Much of the appeal of time travel stories relates to, surprisingly, familiarity. We've learned (or at least used to learn) in school about the Trojan War, the French Revolution, the Titanic, Billy the Kid, etc. This show re-lived those tales with a modern-day twist. What would two modern-era men do in these historical events? Would they, could they, effect changes? Should they? The shows depicting historical events were best. When it tried some standard-fare sci-fi things, like trips into the future or outer space, the stories kind of plodded along and floundered.

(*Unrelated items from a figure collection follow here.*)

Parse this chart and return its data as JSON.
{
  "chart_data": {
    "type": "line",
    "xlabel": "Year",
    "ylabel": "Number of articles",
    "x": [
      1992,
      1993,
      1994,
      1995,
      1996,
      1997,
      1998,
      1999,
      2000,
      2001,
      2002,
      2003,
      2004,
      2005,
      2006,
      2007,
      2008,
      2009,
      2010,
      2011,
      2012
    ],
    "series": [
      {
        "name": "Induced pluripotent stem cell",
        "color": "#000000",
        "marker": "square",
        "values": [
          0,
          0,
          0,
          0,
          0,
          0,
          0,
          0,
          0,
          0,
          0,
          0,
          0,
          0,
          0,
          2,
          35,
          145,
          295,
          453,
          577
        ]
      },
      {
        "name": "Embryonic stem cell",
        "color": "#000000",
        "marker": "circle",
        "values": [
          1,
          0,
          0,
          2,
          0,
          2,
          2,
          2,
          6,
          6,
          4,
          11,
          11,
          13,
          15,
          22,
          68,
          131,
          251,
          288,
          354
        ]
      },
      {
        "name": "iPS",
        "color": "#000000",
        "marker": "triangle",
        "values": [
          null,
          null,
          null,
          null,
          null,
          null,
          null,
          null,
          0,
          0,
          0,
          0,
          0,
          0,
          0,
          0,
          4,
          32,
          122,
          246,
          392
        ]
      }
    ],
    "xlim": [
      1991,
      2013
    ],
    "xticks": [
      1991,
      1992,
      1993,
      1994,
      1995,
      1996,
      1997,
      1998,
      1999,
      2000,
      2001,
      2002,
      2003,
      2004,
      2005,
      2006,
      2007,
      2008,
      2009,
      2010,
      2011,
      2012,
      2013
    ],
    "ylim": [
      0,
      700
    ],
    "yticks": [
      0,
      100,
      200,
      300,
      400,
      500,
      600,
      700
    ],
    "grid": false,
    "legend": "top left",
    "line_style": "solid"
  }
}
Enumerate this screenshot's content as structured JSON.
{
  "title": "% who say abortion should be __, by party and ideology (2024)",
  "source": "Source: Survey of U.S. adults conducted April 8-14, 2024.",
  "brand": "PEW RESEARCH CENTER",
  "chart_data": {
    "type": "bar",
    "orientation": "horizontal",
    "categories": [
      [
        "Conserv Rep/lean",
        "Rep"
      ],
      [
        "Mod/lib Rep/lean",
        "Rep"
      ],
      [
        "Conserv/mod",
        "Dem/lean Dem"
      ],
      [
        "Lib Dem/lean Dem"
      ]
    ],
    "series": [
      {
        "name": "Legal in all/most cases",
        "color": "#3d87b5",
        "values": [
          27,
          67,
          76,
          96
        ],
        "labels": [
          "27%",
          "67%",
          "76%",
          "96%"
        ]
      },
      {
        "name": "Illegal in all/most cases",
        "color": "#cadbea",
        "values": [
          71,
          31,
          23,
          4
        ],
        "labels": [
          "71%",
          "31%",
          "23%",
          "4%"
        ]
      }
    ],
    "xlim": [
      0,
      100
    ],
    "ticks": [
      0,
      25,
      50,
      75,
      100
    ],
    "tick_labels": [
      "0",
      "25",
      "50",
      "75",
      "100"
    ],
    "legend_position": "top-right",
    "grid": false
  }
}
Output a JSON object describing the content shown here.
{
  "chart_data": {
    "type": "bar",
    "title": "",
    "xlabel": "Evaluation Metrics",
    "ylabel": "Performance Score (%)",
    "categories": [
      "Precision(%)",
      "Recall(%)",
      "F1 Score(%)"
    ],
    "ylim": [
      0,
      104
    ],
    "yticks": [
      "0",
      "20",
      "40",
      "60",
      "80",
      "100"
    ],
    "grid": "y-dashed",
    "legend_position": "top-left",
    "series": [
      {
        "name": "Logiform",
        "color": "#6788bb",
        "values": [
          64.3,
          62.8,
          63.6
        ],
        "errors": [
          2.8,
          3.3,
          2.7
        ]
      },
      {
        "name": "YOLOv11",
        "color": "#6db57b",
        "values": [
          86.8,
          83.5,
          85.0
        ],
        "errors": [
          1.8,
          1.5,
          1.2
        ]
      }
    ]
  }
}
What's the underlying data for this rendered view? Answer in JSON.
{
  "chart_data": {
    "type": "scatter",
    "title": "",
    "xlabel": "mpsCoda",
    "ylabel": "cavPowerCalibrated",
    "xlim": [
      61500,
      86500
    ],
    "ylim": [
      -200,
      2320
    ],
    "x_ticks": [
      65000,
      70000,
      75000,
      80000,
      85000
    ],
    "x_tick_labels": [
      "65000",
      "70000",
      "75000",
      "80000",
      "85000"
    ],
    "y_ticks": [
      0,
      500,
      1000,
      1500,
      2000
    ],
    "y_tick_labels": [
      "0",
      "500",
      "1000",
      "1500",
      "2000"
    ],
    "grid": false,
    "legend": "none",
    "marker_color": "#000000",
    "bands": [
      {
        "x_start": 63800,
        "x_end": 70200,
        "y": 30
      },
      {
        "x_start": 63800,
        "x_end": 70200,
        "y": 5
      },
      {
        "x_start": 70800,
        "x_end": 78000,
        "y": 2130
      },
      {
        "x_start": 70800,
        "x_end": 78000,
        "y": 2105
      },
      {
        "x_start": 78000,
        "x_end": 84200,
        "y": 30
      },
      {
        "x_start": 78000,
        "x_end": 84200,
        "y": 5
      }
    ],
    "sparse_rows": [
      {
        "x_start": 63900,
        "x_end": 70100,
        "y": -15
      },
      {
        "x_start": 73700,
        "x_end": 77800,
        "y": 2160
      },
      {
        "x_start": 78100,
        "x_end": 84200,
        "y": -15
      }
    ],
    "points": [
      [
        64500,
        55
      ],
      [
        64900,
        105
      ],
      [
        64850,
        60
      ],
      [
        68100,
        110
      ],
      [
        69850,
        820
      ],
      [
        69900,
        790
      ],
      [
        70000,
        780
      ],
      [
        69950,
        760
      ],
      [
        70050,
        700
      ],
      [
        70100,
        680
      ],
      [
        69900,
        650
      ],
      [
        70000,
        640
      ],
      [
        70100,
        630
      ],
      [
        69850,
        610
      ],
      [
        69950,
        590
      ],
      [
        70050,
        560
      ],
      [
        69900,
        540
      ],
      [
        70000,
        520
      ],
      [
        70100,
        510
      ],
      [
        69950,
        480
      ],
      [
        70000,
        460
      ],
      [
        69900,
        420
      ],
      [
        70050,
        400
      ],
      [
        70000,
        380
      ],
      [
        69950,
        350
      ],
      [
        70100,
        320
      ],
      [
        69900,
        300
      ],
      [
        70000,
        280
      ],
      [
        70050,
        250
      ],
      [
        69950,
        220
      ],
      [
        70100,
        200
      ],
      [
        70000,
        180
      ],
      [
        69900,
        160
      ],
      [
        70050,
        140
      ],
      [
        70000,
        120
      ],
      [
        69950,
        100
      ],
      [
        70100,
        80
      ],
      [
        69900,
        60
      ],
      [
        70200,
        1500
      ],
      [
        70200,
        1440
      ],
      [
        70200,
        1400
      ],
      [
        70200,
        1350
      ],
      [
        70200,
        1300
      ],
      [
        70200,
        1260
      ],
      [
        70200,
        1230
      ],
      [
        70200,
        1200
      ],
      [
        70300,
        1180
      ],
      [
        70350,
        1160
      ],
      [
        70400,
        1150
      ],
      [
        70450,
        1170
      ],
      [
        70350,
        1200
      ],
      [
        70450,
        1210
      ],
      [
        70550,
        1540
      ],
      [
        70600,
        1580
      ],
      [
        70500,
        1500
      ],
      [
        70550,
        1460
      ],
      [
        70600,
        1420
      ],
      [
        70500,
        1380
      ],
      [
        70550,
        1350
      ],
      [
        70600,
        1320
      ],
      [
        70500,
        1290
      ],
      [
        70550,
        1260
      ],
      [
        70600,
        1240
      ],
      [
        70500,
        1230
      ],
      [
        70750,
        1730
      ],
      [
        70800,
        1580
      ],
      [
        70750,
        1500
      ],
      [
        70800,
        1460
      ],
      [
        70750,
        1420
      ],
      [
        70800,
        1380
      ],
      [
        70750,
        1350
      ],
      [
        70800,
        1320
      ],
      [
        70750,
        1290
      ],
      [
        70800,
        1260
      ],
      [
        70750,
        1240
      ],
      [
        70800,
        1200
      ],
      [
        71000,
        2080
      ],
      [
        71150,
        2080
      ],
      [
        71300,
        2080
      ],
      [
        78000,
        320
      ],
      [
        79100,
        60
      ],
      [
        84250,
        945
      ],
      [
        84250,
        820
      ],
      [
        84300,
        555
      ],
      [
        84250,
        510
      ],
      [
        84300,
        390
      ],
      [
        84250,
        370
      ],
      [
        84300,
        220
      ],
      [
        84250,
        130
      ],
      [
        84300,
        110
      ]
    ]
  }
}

But...some suspension of disbelief is a must if you watch this show. First, why did the time travellers have to end up in every episode in the middle of some dangerous, terrifying, world-shaking event? Why did they never appear in my quiet backyard back in the 1950s in suburban New Jersey, or out on a farm in Kokomo, Indiana? They would have saved themselves a lot of wear and tear. Oh, but, then we wouldn't have much of a show, right? Ah. Somehow, the stars always managed to get cleaned up and a set of fresh clothes just in time to make their next time leap, no matter how badly tattered and torn they were from their current misadventure. Pretty neat, that. I wish I had one of those when I wake up at 6 a.m. But, hey, if you can make a time machine, its probably no big deal to throw in an instant clothes changer and time traveller touch-up device. Lets not be square, play along with the gag and we'll enjoy the show more.
You'll recognize many of the cast. James Darren of course was the teenage heartthrob of the early '60s as Gidget's boyfriend. Sci-fi stalwarts Whit Bissel and John Zaremba reprise familiar characters. And Lee Meriwether adds some nice eye candy as the comely and brainy project scientist.
For its time, the Tunnel featured some nifty gadgets, although some of them were borrowed for/from and used in contemporary shows like Batman and Voyage to the Bottom of the Sea. Those ancient mainframe-style computer banks look awfully familiar from different shows. But, hey, this was the '60s, and those were pretty modern back then. The Tunnel itself was quite striking, appearing to fade off into infinity when activated thanks to the magic of matte art and decent camera work. I've heard that the show's producers originally tried for a "time vortex" effect, showing clips of stock film footage from different eras speeding by the viewer as the time travelers made another leap in time. But when they tried it the effect looked more like a blurry version of brown pea soup. So they opted for the pop-art Tunnel, with very nice results.
Overall, a good sci fi effort from the mid '60s, for those who remember such a time fondly.